Mais à l'évidence, cette attitude contient le risque important de nuire à notre bonheur d'individu singulier, et satisfait d'une voie moyenne, où nous n'écrasons certes pas notre prochain à la première occasion, mais où nous ne cherchons pas non plus à éliminer la misère partout où elle se trouve. Pourquoi et d'après quels principes faudrait-il mettre en péril notre bonheur individuel pour contribuer au bonheur collectif ? Pourquoi lutter pour le bien et contre le mal ? C'est à ces quelques questions qu'il faudrait essayer de répondre, faute de se contenter d'un vain bruit de fond.

1 commentaire:

  1. Madre mia, que d'interrogations soulèvent tes élucubrations intempestives et métaphysiques ! Car c'est bien de cela qu'il s'agit, à ce que j'ai pu en comprendre...

    Comme toute "bonne" philosophe qui se respecte, je répondrais donc à cet appel à reflexion que tu lances par de nombreuses questions qu'induisent tes certitudes.

    La première, la plus fondamentale me semble-t-il, serait : le Bien doit-il être utile ???? (questions de la fin de nos actes).

    De plus :

    Qu'entends-tu par "Bien" ? Une notion éthique, de l'ordre de l'être ? Un objet, de l'ordre de l'avoir ?

    En quoi l'intérêt personnel ne peut-il coïncider avec l'intérêt collectif ?

    Si Dieu, en postulant son existence préalable à notre réflexion il va sans dire, et ce qui reste avant toute chose à prouver, si tant est qu'une croyance puisse l'être..., avait donné au monde cette dimension définitive de bonté, que resterait-il du libre-arbitre de l'homme (qui est donc libre de ne pas faire le bien) ?

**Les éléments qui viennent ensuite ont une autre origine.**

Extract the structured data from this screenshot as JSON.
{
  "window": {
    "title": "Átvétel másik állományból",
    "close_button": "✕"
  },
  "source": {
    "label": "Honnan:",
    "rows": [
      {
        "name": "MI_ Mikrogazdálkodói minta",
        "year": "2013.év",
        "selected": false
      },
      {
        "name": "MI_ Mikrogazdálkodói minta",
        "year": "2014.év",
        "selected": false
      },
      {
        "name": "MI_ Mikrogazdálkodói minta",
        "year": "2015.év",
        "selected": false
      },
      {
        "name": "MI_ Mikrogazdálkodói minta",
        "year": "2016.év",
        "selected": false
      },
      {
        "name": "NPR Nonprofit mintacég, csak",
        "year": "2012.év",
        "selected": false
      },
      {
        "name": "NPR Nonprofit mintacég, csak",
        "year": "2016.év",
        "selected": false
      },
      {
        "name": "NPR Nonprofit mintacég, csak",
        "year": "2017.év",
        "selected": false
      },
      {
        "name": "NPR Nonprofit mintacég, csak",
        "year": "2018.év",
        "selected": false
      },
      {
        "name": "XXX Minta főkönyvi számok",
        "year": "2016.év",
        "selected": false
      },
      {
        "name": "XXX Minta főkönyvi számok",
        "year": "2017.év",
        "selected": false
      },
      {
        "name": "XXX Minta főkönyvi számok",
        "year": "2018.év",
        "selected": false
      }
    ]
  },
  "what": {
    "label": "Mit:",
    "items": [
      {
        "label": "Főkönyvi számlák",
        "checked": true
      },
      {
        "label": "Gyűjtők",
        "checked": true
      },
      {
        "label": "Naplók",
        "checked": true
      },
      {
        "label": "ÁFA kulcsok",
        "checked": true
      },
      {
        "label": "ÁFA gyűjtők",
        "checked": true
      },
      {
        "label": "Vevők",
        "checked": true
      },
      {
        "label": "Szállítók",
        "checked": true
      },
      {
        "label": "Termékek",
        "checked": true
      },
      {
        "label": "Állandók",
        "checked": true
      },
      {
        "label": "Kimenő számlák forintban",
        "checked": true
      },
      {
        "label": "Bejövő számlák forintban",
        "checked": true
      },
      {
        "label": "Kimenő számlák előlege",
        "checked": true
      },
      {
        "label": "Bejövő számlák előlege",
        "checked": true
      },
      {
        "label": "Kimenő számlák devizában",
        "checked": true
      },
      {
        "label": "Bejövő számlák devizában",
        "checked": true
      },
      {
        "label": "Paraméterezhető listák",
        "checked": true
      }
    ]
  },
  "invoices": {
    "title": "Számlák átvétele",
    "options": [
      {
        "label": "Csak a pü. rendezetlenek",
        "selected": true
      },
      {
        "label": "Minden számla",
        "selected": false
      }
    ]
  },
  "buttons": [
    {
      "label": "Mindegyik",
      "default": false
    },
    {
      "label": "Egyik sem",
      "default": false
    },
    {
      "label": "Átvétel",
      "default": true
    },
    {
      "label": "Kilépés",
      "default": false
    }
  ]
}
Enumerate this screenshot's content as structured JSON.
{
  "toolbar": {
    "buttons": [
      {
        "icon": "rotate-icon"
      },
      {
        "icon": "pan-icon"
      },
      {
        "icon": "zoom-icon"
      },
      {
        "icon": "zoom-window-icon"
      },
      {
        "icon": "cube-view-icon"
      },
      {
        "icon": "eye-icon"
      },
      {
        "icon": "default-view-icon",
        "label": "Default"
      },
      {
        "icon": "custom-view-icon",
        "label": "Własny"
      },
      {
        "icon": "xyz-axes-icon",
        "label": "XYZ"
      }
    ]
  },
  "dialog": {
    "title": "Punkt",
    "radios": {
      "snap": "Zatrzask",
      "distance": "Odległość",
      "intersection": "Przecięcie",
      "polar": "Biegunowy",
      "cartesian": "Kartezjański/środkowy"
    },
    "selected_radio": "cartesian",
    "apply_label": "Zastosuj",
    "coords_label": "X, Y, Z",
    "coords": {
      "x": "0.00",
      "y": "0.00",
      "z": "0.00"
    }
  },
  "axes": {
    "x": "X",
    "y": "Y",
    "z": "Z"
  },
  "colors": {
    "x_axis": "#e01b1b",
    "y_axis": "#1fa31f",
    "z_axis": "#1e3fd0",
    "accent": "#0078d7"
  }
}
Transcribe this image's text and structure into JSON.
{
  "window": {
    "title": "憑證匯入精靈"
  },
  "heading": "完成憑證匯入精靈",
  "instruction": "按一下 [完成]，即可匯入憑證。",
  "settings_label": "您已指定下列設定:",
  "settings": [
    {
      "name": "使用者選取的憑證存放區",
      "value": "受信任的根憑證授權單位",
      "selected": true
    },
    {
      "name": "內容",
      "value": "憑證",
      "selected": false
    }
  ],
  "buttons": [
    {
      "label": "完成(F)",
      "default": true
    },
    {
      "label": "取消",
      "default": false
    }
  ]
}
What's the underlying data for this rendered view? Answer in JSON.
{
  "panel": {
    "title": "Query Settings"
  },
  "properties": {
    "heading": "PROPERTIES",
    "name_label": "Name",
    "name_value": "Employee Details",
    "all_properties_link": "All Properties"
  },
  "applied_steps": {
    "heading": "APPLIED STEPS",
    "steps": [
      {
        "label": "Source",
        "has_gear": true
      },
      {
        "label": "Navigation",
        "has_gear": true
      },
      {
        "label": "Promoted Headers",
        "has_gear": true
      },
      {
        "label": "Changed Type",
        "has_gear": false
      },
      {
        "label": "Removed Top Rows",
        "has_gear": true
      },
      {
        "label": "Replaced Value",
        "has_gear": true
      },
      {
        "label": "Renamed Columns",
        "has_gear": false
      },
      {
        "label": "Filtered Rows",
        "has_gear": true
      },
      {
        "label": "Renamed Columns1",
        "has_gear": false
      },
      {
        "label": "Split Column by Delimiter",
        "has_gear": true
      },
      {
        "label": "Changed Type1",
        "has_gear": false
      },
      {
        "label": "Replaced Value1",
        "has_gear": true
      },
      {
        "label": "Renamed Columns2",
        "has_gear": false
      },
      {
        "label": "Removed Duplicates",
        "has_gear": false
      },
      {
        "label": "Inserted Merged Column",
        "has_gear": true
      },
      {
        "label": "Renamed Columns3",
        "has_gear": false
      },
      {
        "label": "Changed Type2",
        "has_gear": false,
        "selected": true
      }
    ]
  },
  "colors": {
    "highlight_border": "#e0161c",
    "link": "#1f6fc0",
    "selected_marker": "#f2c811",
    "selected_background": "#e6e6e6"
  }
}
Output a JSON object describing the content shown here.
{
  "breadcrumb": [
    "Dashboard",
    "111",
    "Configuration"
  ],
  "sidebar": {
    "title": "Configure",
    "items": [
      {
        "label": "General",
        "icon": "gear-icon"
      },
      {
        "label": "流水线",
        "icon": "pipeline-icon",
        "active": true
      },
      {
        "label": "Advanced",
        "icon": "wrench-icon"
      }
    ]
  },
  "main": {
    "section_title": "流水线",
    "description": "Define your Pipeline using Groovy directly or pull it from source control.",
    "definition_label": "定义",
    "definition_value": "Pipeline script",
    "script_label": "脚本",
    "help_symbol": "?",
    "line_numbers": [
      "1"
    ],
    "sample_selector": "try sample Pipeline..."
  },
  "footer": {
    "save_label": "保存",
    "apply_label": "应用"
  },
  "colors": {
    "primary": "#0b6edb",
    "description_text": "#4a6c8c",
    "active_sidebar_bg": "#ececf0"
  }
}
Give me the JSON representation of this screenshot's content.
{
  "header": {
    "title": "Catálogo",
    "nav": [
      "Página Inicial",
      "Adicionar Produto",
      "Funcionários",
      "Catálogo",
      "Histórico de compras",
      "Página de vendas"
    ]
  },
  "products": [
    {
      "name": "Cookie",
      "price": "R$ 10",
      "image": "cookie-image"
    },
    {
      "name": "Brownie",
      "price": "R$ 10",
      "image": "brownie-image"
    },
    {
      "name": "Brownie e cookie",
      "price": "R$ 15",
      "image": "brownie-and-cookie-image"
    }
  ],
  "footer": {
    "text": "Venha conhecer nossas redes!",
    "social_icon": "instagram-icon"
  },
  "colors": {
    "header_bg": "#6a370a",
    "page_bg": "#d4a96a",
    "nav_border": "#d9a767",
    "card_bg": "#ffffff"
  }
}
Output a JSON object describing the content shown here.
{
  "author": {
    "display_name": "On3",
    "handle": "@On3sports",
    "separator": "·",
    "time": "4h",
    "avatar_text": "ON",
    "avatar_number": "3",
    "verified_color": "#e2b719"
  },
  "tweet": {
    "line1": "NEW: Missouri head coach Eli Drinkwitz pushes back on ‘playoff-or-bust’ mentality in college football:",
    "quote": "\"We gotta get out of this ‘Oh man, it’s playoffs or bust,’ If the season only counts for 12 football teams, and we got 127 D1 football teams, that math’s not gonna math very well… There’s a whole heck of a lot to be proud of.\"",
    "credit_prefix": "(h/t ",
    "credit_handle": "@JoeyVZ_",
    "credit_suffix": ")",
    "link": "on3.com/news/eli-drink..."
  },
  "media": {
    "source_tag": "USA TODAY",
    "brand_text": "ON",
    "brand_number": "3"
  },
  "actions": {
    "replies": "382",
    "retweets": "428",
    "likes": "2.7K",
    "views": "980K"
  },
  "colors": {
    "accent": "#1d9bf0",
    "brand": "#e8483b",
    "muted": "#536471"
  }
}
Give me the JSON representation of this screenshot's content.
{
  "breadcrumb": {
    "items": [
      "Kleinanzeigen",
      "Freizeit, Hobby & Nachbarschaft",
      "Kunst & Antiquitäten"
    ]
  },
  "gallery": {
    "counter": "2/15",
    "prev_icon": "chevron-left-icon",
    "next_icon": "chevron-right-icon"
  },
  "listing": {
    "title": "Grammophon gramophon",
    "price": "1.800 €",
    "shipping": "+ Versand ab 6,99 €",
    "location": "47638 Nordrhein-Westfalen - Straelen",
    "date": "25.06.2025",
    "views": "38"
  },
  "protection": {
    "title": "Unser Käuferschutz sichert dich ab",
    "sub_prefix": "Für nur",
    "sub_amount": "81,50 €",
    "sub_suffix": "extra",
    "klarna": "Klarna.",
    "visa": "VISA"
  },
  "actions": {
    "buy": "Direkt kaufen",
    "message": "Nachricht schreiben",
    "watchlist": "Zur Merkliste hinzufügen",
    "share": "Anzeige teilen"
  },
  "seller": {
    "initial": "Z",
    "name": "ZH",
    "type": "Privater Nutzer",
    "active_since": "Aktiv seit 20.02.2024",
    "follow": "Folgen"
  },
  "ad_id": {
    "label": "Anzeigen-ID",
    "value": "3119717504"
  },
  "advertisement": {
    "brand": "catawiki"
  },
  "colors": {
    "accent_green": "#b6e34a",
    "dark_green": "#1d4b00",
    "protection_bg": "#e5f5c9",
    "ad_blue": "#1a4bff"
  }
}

    Le bien et le mal sont-elle des notions objectives, transcendantes, issues d'un point de vue de "nulle part", ou sont-elles des valeurs subjectives, tant sur le plan historique que sociétal ?

    Que faire de la "banalité du mal" dont parle Hannah Arendt à propos de Eichmann ?

    La "voie moyenne" à laquelle tu fais référence serait-elle plus proche des concepts stoïciens de "préférables" et "non préférables" ou de la voie décrite dans Le tao ?

    La liste est encore longue...
    Mais commençons dejà par cette petite mise en bouche (et non en bière) !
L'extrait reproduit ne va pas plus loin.